Argentina — Algeria: il margine conta più del blasone
Argentina e Algeria aprono il loro percorso nel Mondiale con calcio d’inizio fissato a 17 giugno 2026, 03:00 CEST. Sulla carta il favorito è chiaro, e non serve il monocolo dell’investigatore per capirlo: l’Argentina ha più qualità, più abitudine a queste notti e un undici che Scaloni non sembra intenzionato a annacquare.
Proprio qui, però, nasce il punto della scommessa. Non stiamo cercando l’impresa dell’Algeria, né raccontando che Messi e compagni siano improvvisamente diventati una squadra qualunque. Il tema è diverso: il mercato sembra chiedere all’Argentina non solo di vincere, ma di farlo con margine comodo. E contro questa Algeria, almeno alla vigilia, non è una richiesta così leggera.
Il debutto può essere più gestione che spettacolo
L’Argentina dovrebbe presentarsi con una formazione molto vicina alla migliore: Dibu Martínez è dato disponibile, Messi è atteso dall’inizio, Lautaro Martínez parte avanti nelle gerarchie offensive e il centrocampo resta una signora sala macchine con De Paul, Enzo Fernández e Mac Allister. Insomma, non è una versione da laboratorio con camice e provette.
Ma un esordio mondiale spesso ha una temperatura tattica particolare. Scaloni ha parlato con rispetto dell’Algeria e sa bene che la prima partita può diventare una trappola emotiva se la si affronta come una scampagnata. L’Argentina può controllare, palleggiare, spingere a ondate, ma non ha bisogno di trasformare subito il match in una corrida.
C’è anche qualche dettaglio che invita alla prudenza sul margine. Tagliafico è fuori e la corsia sinistra va adattata, con Medina o soluzioni meno naturali rispetto al titolare. Dibu rientra dopo il problema al dito, mentre Julián Álvarez è disponibile ma probabilmente non ancora nel pieno ritmo da titolare. Sono sfumature, non voragini: però sulle scommesse gli spifferi contano, eccome se contano.
L’Algeria non sembra venuta a farsi trascinare via
Petkovic ha preparato una squadra che, contro avversari di alto livello, può abbassarsi con una linea molto compatta e proteggere il centro. L’idea non dovrebbe essere quella di andare a scambiare schiaffi tecnici con l’Argentina, perché lì il rischio è di finire a contare le stelle invece dei palloni. Più probabile un piano paziente: densità, duelli, ripartenze e tanta cura sulle seconde palle.

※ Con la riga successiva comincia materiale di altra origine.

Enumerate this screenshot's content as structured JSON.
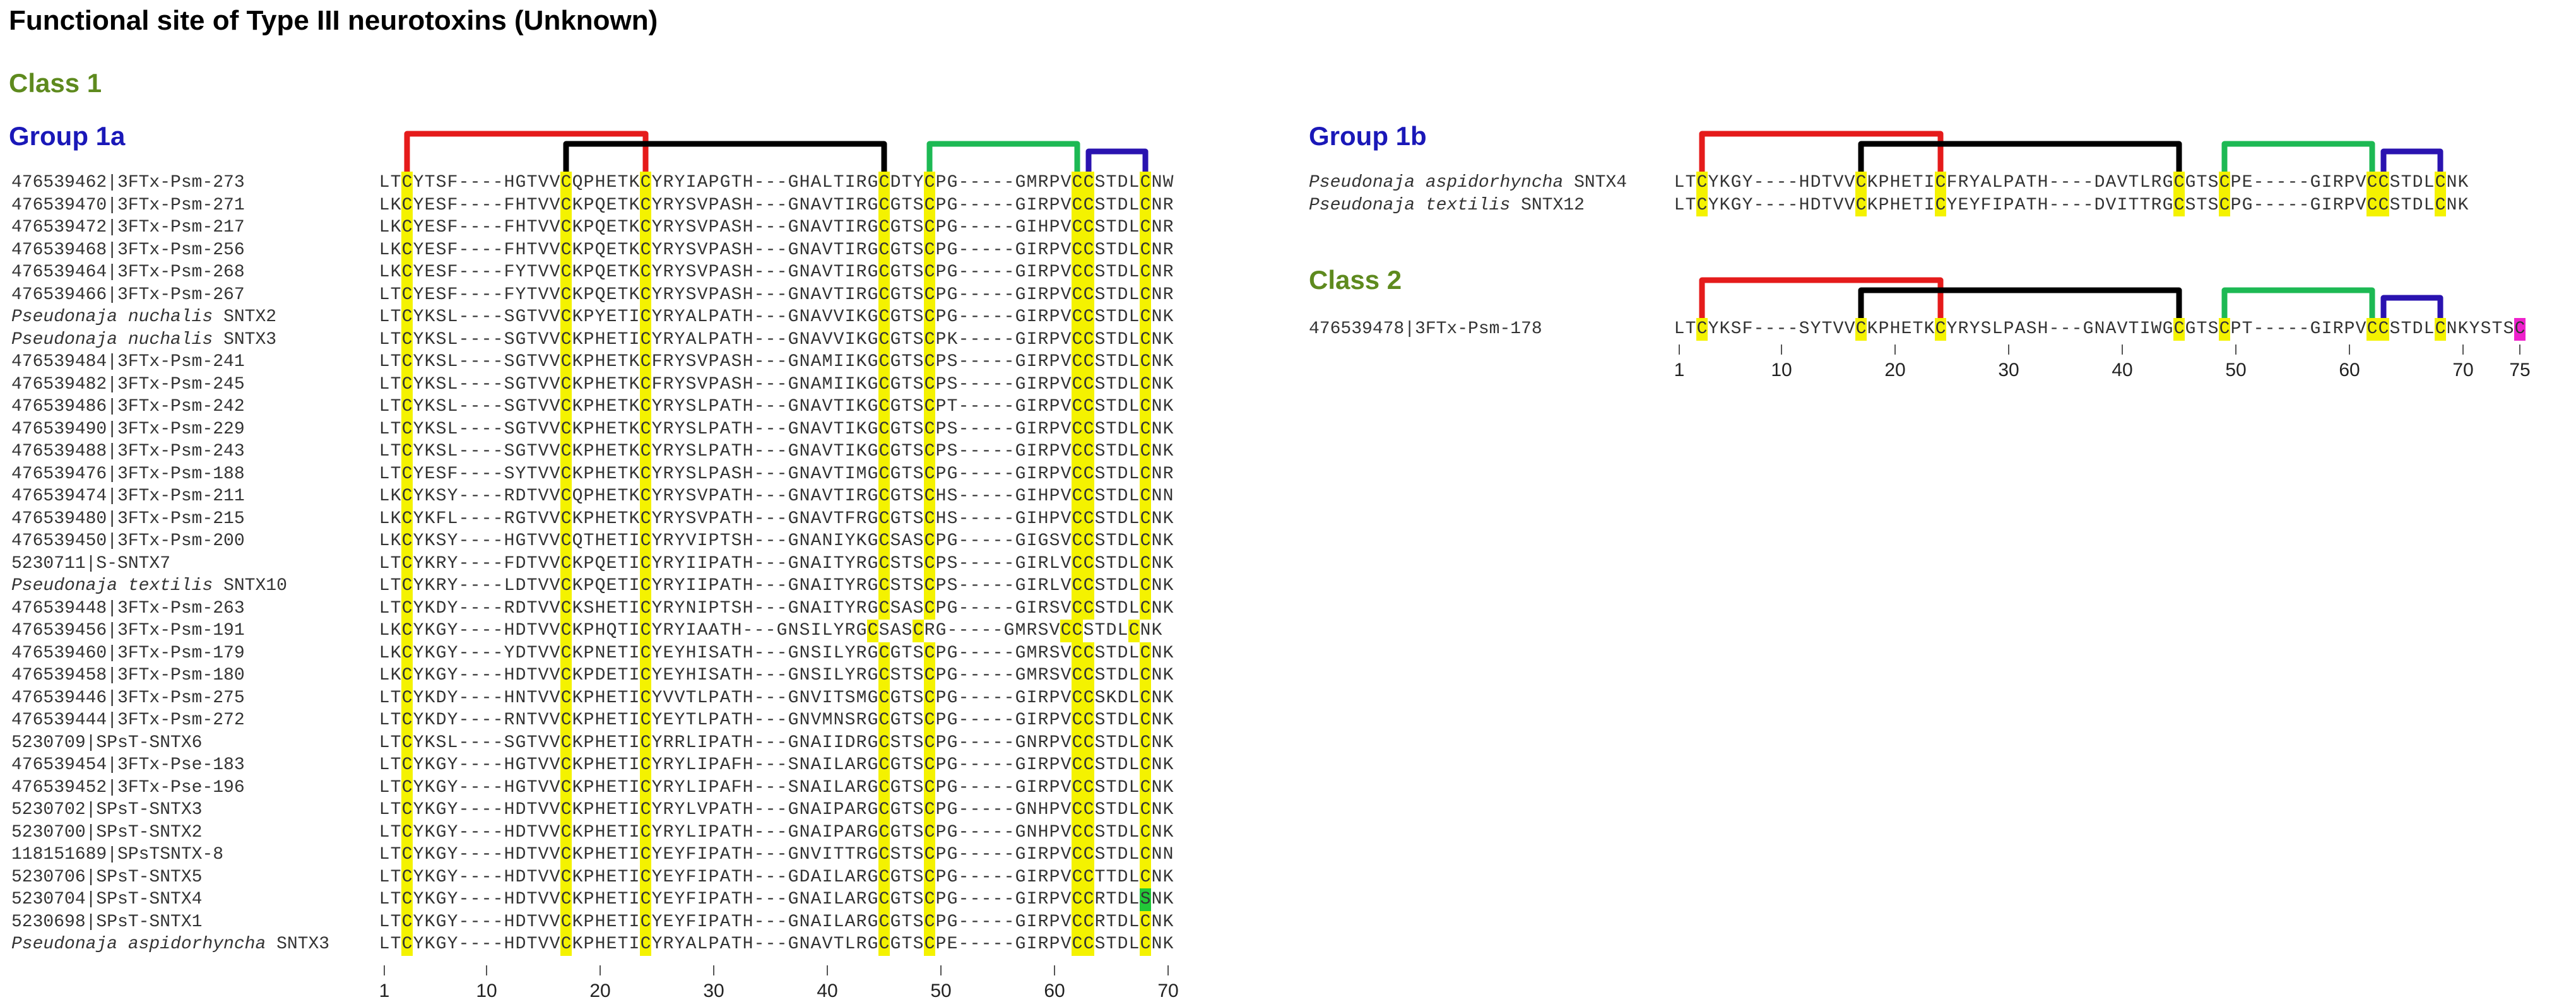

La disponibilità di Bensebaïni è una notizia importante, perché aggiunge organizzazione e personalità alla fase difensiva. Anche Mandi ha insistito sul concetto di difesa collettiva, e non è una frase da conferenza buttata lì per riempire l’aria: è esattamente il tipo di approccio che serve per tenere viva una gara del genere.
Davanti, poi, l’Algeria ha strumenti per non essere solo una squadra rannicchiata. Mahrez può accendere una transizione con un piede solo, Gouiri e Amoura hanno movimenti interessanti negli spazi, e Aït-Nouri può dare uscita se riesce a respirare. Non significa che l’Argentina sarà messa sotto, ma basta qualche ripartenza credibile per impedire al favorito di salire con troppa leggerezza.
La quota premia il rischio di una vittoria stretta
Il punto centrale è semplice: la vittoria argentina resta lo scenario più naturale, ma non è detto che debba arrivare con il timbro del dominio largo. L’Algeria ha già mostrato, anche nelle amichevoli di avvicinamento, di saper soffrire e restare dentro la partita; Luca Zidane, se confermato, arriva con segnali positivi tra i pali.
In una gara di gruppo, una volta trovato il vantaggio, l’Argentina potrebbe anche scegliere la gestione: possesso, meno corse inutili, cambi per dosare energie e testa già alle prossime sfide. È calcio da torneo, non sempre calcio da luna park con zucchero filato e fuochi d’artificio.
Per questo l’handicap positivo sull’Algeria è più interessante del semplice pronostico sull’esito. Copre bene lo scenario in cui l’Argentina faccia valere il suo livello, ma senza riuscire a rompere del tutto un avversario organizzato. E, a sensazione tattica, una sconfitta dignitosa dell’Algeria è molto più dentro la partita rispetto a quanto suggerisce una lettura troppo comoda del divario di nome.